In [1]:
%matplotlib inline
from ggplot import *

Distributions

ggplot provides 2 main ways to visualize distributions: histograms and density plots. Both are fairly easy to do, but it's not recommended that you use them at the same time. Reason being the scales of each are very different and can create confusion about your data as opposed to being helpful. So before you ask, no, there is not an easy (or at least sanctioned) way to create a histogram that's overlayed with a density plot.

Density Plots

stat_density and geom_density geoms can be applied to ggplot base objects to create density plots.
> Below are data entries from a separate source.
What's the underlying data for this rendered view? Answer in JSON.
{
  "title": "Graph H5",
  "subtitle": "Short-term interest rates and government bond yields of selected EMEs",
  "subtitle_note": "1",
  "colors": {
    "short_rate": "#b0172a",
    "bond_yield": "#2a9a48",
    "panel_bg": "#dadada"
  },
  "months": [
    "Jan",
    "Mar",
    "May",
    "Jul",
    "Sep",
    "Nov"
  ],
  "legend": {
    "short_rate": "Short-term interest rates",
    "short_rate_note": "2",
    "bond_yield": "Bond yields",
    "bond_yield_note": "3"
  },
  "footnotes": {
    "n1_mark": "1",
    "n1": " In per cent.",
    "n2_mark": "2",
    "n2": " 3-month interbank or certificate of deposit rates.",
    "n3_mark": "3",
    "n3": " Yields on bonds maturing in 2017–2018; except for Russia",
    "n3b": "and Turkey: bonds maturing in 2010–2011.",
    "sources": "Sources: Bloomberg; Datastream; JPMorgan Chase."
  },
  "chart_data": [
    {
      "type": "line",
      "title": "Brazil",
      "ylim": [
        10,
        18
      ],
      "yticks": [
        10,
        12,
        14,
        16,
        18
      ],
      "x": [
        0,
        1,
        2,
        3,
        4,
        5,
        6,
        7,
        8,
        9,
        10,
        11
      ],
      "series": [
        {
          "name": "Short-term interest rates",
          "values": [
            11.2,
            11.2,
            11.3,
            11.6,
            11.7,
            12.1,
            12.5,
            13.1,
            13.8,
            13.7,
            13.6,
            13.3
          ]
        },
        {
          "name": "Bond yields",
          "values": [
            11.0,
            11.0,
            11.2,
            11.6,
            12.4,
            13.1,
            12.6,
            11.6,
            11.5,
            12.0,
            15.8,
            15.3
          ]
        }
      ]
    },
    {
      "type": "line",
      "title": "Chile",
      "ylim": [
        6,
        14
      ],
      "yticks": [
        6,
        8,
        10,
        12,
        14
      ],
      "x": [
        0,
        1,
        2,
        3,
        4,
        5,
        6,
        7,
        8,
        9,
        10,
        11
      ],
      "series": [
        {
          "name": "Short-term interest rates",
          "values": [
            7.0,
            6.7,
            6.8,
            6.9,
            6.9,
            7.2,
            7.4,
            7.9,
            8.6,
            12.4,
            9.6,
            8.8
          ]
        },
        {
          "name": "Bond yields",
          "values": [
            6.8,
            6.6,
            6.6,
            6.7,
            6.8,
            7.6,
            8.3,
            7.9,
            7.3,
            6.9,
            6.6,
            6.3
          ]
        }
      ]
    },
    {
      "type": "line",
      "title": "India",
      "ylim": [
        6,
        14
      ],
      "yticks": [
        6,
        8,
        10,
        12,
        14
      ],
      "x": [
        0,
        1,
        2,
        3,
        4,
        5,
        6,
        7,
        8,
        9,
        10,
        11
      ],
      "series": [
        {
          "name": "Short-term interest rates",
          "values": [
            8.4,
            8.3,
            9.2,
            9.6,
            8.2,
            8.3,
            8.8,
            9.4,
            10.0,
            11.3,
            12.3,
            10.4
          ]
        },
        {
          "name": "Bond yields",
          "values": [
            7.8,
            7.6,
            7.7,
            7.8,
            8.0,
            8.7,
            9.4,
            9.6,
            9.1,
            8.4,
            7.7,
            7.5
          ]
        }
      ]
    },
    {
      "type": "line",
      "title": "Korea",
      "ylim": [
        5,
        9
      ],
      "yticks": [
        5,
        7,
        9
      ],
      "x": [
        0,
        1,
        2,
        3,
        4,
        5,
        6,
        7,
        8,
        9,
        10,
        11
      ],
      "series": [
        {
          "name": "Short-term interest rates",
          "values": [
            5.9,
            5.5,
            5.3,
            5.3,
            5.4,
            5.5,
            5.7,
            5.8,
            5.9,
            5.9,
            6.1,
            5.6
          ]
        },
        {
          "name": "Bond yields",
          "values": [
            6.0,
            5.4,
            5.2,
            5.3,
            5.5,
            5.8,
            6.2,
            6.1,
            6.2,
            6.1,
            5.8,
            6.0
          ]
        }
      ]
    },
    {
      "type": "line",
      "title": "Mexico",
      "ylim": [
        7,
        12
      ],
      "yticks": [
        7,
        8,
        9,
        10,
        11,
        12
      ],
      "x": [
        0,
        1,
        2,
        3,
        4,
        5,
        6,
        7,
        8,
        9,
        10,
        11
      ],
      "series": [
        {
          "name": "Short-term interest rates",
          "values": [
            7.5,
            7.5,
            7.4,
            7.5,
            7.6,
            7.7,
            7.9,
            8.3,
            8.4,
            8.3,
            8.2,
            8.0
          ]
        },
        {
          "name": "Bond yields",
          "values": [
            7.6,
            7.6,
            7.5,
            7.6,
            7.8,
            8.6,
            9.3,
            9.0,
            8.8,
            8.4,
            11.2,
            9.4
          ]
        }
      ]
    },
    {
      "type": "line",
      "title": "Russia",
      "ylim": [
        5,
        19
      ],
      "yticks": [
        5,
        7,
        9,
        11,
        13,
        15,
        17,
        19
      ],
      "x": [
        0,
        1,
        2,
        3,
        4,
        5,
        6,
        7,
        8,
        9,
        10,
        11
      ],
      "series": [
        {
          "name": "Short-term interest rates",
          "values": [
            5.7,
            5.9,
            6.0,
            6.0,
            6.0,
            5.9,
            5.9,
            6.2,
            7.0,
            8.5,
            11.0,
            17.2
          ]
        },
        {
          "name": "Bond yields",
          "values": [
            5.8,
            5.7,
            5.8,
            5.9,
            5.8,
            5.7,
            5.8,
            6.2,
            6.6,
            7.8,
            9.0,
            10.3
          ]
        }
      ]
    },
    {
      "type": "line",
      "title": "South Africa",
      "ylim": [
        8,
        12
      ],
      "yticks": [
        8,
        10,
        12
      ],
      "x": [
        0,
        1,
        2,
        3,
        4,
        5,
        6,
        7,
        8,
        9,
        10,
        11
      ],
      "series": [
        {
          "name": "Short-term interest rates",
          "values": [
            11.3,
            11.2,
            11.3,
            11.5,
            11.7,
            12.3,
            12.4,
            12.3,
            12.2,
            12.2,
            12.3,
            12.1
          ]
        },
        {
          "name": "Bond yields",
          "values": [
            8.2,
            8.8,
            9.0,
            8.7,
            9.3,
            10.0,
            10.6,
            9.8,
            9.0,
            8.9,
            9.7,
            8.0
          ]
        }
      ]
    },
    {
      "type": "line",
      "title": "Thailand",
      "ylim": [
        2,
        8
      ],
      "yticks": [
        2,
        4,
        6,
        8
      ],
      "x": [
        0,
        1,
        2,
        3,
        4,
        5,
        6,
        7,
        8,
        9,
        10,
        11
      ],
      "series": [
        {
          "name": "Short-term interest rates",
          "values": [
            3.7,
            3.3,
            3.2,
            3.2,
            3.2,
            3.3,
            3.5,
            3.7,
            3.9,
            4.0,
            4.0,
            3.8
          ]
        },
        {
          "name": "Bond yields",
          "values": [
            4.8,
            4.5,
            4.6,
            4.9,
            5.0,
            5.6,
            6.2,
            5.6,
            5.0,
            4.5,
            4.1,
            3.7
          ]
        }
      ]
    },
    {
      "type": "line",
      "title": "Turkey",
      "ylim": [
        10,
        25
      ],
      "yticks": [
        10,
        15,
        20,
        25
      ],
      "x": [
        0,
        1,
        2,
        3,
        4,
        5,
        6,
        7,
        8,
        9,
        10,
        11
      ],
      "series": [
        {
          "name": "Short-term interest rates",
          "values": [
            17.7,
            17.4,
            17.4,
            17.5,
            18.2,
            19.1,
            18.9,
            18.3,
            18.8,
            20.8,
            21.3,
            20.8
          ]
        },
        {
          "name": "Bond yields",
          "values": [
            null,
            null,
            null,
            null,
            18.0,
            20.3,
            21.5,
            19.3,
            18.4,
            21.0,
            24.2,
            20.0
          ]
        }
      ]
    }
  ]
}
They're actually the exact same thing, it's just a matter of preference as to whether you want to use the stat or geom version. Both use a gaussian kernel density estimator to estimate the probability density function that's used in the plot.


In [2]:
ggplot(diamonds, aes(x='price')) + geom_density()


Out[2]:
<ggplot: (284428701)>

In [3]:
ggplot(diamonds, aes(x='price')) + stat_density()


Out[3]:
<ggplot: (285372009)>

Just as you do can with other geoms, you can add different aesthetics to your plot in order to visualize multi-dimensional data.


In [4]:
ggplot(diamonds, aes(x='price', color='clarity')) + stat_density()


Out[4]:
<ggplot: (285311509)>

Careful, it's easy to get carried away


In [5]:
ggplot(diamonds, aes(x='price', color='clarity', linetype='cut')) + stat_density()


Out[5]:
<ggplot: (285662985)>

Histograms

Histograms are very similar in ggplot. Just define a base ggplot that has an x value and you're good to go.


In [6]:
ggplot(diamonds, aes(x='price')) + geom_histogram()


Out[6]:
<ggplot: (290561845)>

Again, just as you do can with other geoms, you can add different aesthetics to your plot in order to visualize multi-dimensional data.


In [7]:
ggplot(diamonds, aes(x='price', fill='clarity')) + geom_histogram()


Out[7]:
<ggplot: (291318073)>

In [ ]: